With 70 per cent of Emiratis under the age of 35 in debt – some of them with cripplingly large loans – the call for financial literacy to be taught at school is timely. As The National reported yesterday, the Emirates Foundation and the Ministry of Education have teamed up to ensure Emiratis will learn how to manage their money for when they start working.
This is not to say that debt is implicitly bad. There are good reasons to take out loans, such as to buy a home or for further education to improve career prospects. But equally there is bad debt, where money is borrowed to sustain an unaffordable lifestyle or for ephemeral expenses such as fast cars and lavish holidays. It is important for everyone to appreciate the difference.
This is hardly an issue unique to the UAE, but there are special circumstances that may make the situation here particularly acute. While there must be a degree of personal responsibility when it comes to financial literacy, so too the banks must act prudently.

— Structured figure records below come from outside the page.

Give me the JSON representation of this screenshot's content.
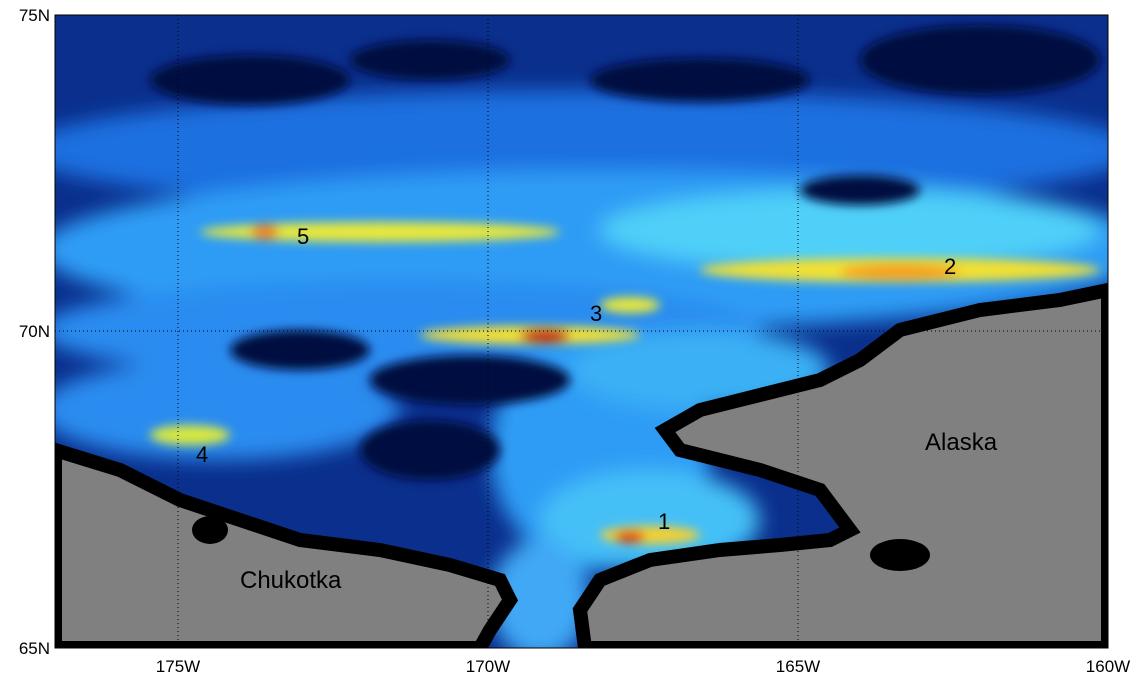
{
  "map": {
    "x_ticks": [
      "175W",
      "170W",
      "165W",
      "160W"
    ],
    "y_ticks": [
      "75N",
      "70N",
      "65N"
    ],
    "regions": [
      "Chukotka",
      "Alaska"
    ],
    "hotspots": [
      "1",
      "2",
      "3",
      "4",
      "5"
    ]
  }
}
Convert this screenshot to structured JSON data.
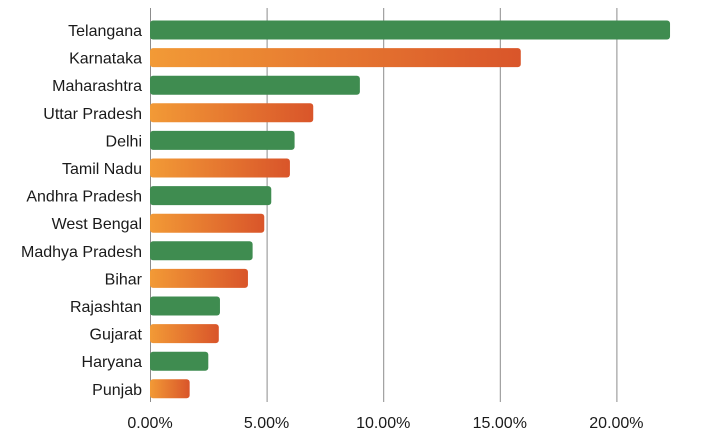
{
  "chart_data": {
    "type": "bar",
    "orientation": "horizontal",
    "categories": [
      "Telangana",
      "Karnataka",
      "Maharashtra",
      "Uttar Pradesh",
      "Delhi",
      "Tamil Nadu",
      "Andhra Pradesh",
      "West Bengal",
      "Madhya Pradesh",
      "Bihar",
      "Rajashtan",
      "Gujarat",
      "Haryana",
      "Punjab"
    ],
    "values": [
      22.3,
      15.9,
      9.0,
      7.0,
      6.2,
      6.0,
      5.2,
      4.9,
      4.4,
      4.2,
      3.0,
      2.95,
      2.5,
      1.7
    ],
    "colors": [
      "green",
      "orange",
      "green",
      "orange",
      "green",
      "orange",
      "green",
      "orange",
      "green",
      "orange",
      "green",
      "orange",
      "green",
      "orange"
    ],
    "palette": {
      "green": "#3f8c50",
      "orange_start": "#f29a36",
      "orange_end": "#d9552a"
    },
    "xlim": [
      0,
      25
    ],
    "x_ticks": [
      0,
      5,
      10,
      15,
      20
    ],
    "x_tick_labels": [
      "0.00%",
      "5.00%",
      "10.00%",
      "15.00%",
      "20.00%"
    ],
    "title": "",
    "xlabel": "",
    "ylabel": "",
    "grid": "vertical",
    "legend": "none"
  }
}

The example cited yesterday of the Emirati who was able to borrow Dh450,000 on a monthly income of Dh21,000 makes for chilling reading and reflects as badly on the banks as it does on the imprudent borrower.
Part of the problem is that on occasion, the government has helped Emiratis who have incurred debts so large that there was no reasonable prospect of repayment. One wonders how much this influenced banks when assessing applications by nationals, with the result that loans are more often made by sales people who look only to their own commission rather than credit officers who take an actuarial approach to the prospects of the loan being repaid.
The advent of the Etihad Credit Bureau, to share debt information between banks, should mean an end to such imprudent lending but the continuing habit of banks cold-calling residents offering huge loans suggests this problem persists.
Financial literacy will help us ignore these siren calls and manage our money responsibly. But banks must also be responsible. Deliberately targeting those who are unable to pay is unacceptably predatory practice. The banks must face up to their responsibility – or they cannot be surprised if they find regulations and laws brought in to curb them.